La position inclinée du cockpit de l'AMR26 à l'origine de l'abandon d'Alonso au Grand Prix du Canada
Fernando Alonso a abandonné le Grand Prix du Canada au 23e tour en raison d'une douleur dorsale croissante causée par la position de siège plus inclinée de l'Aston Martin AMR26, un changement de conception destiné à abaisser le centre de gravité et réduire la traînée aérodynamique.
Fernando Alonso a abandonné le Grand Prix du Canada au Circuit Gilles Villeneuve au 23e tour sur 68 après avoir souffert d’une douleur dorsale de plus en plus sévère liée à la géométrie du cockpit de l’AMR26. Mike Krack, responsable d’Aston Martin en piste, a confirmé que la cause était une position de siège plus inclinée introduite pour la monoplace 2026, un choix de conception délibéré visant à abaisser le centre de gravité et réduire l’exposition du casque du pilote au flux d’air.
Alonso a décrit l’inconfort comme cumulatif et finalement insupportable. « Je me sentais de plus en plus mal à l’aise, a-t-il déclaré. La position n’était pas bonne et comme nous étions hors des points, loin de la zone de points, et sans menace de pluie, nous avons décidé de mettre fin à la douleur. Nous avons essayé d’ajuster quelques éléments la nuit dernière, mais cela n’a pas fonctionné. »

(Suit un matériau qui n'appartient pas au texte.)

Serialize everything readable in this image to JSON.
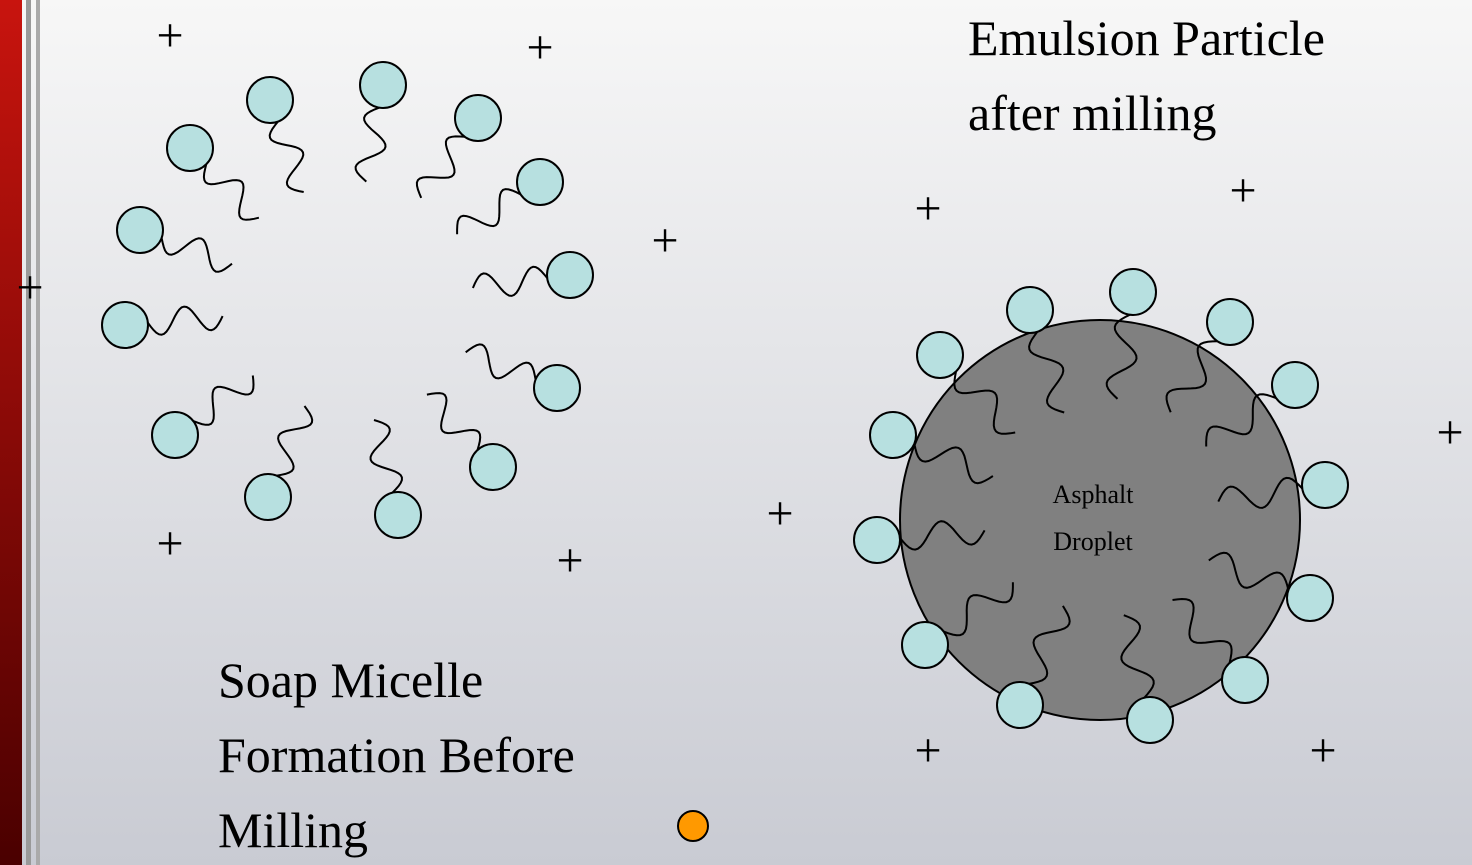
{
  "micelle": {
    "caption": [
      "Soap Micelle",
      "Formation Before",
      "Milling"
    ]
  },
  "emulsion": {
    "caption": [
      "Emulsion Particle",
      "after milling"
    ],
    "droplet_label": [
      "Asphalt",
      "Droplet"
    ]
  },
  "charges": [
    "+",
    "+",
    "+",
    "+",
    "+",
    "+",
    "+",
    "+",
    "+",
    "+",
    "+",
    "+"
  ]
}
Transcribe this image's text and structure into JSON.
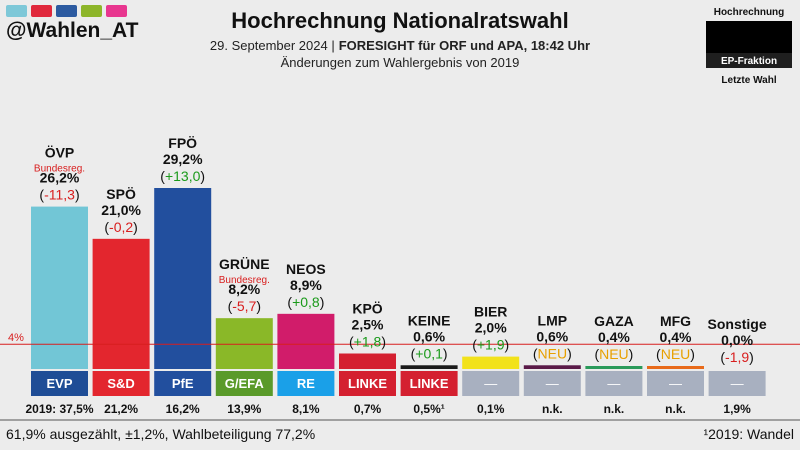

Entre samedi et dimanche, les techniciens d’Aston Martin ont travaillé avec Alonso pour modifier le siège lui-même — une unité en fibre de carbone moulée au corps du pilote — pour déterminer si le problème venait de ce composant spécifique. Ce n’était pas le cas. Le siège n’a montré aucun défaut, pointant plutôt vers la disposition fondamentale du cockpit comme cause première.
Les images embarquées de la course ont illustré la gravité du problème, montrant Alonso déplaçant à plusieurs reprises sa main gauche du volant vers l’intérieur du cockpit entre les virages, notamment sur la ligne droite avant le dernier chicane et en approchant du virage 8.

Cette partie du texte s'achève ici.